Catalase, a commonly used low-cost enzyme, holds potential as a therapeutic drug to treat COVID-19 symptoms and suppress the reproduction of the novel coronavirus inside the body, according to a study.
Catalase is produced naturally and used by humans, animals, and plants. Inside cells, the enzyme kick starts the breakdown of hydrogen peroxide, which can be toxic, into water and oxygen.
The antioxidant enzyme is also commonly used worldwide in food production and as a dietary supplement.
“There is a lot of focus on vaccines and antiviral drugs, and rightly so,” said Yunfeng Lu from the University of California, Los Angeles (UCLA) in the US.
“In the meantime, our research suggests this enzyme could offer a very effective therapeutic solution for treatment of hyperinflammation that occurs due to SARS-CoV-2 virus, as well as hyperinflammation generally, said Lu, a senior author of the study published in the journal Advanced Materials.

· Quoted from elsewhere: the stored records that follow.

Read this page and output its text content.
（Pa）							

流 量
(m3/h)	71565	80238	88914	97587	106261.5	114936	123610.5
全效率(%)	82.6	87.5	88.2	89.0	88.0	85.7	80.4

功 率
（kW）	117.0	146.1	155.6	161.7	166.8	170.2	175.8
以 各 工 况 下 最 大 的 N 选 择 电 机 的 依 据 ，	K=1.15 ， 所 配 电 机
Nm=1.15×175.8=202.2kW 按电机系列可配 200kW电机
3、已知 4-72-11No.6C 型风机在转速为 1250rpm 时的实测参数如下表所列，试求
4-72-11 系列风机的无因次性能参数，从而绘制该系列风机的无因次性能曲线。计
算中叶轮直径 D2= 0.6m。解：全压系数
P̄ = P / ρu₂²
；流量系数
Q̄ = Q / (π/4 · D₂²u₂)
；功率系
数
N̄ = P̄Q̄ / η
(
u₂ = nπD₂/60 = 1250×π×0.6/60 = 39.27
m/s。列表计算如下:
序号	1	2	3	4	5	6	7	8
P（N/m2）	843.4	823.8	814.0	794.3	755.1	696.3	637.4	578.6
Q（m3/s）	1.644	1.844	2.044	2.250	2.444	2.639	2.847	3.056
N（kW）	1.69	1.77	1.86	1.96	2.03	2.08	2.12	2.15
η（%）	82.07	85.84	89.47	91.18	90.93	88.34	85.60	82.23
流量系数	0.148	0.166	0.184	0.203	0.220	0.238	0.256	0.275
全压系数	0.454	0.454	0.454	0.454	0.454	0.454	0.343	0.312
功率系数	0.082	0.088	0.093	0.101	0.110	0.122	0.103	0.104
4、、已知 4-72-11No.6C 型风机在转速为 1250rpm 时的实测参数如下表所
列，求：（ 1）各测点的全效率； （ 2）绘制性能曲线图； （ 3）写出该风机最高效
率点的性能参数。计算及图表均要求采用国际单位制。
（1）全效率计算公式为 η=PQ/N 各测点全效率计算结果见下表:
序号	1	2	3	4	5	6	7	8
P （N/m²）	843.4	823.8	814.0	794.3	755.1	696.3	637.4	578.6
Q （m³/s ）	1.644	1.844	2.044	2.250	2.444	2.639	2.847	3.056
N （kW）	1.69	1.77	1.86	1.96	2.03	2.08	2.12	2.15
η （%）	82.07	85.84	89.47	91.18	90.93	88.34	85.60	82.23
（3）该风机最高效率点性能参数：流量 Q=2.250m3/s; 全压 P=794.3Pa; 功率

The team, including researchers from the Chinese Academy of Medical Sciences, and Jinan University, China developed the drug-delivery technology used in the experiments.
Three types of tests were conducted, each addressing a different symptom of COVID-19.
The researchers demonstrated the enzyme’s anti-inflammatory effects and its ability to regulate the production of cytokines, a protein that is produced in white blood cells.
Cytokines are an important part of the human immune system, but they can also signal the immune system to attack the body’s own cells if too many are made – a so-called “cytokine storm” that is reported in some patients diagnosed with COVID-19.
The researchers also showed that catalase can protect alveolar cells, which line the human lungs, from damage due to oxidation.
The experiments showed that catalase can repress the replication of SARS-CoV-2 virus in rhesus macaques, a type of monkey, without noticeable toxicity.
“This work has far-reaching implications beyond the treatment of COVID-19. Cytokine storm is a lethal condition that can complicate other infections, such as influenza, as well as non-infectious conditions, like autoimmune disease,” said Gregory Fishbein a pathologist at UCLA.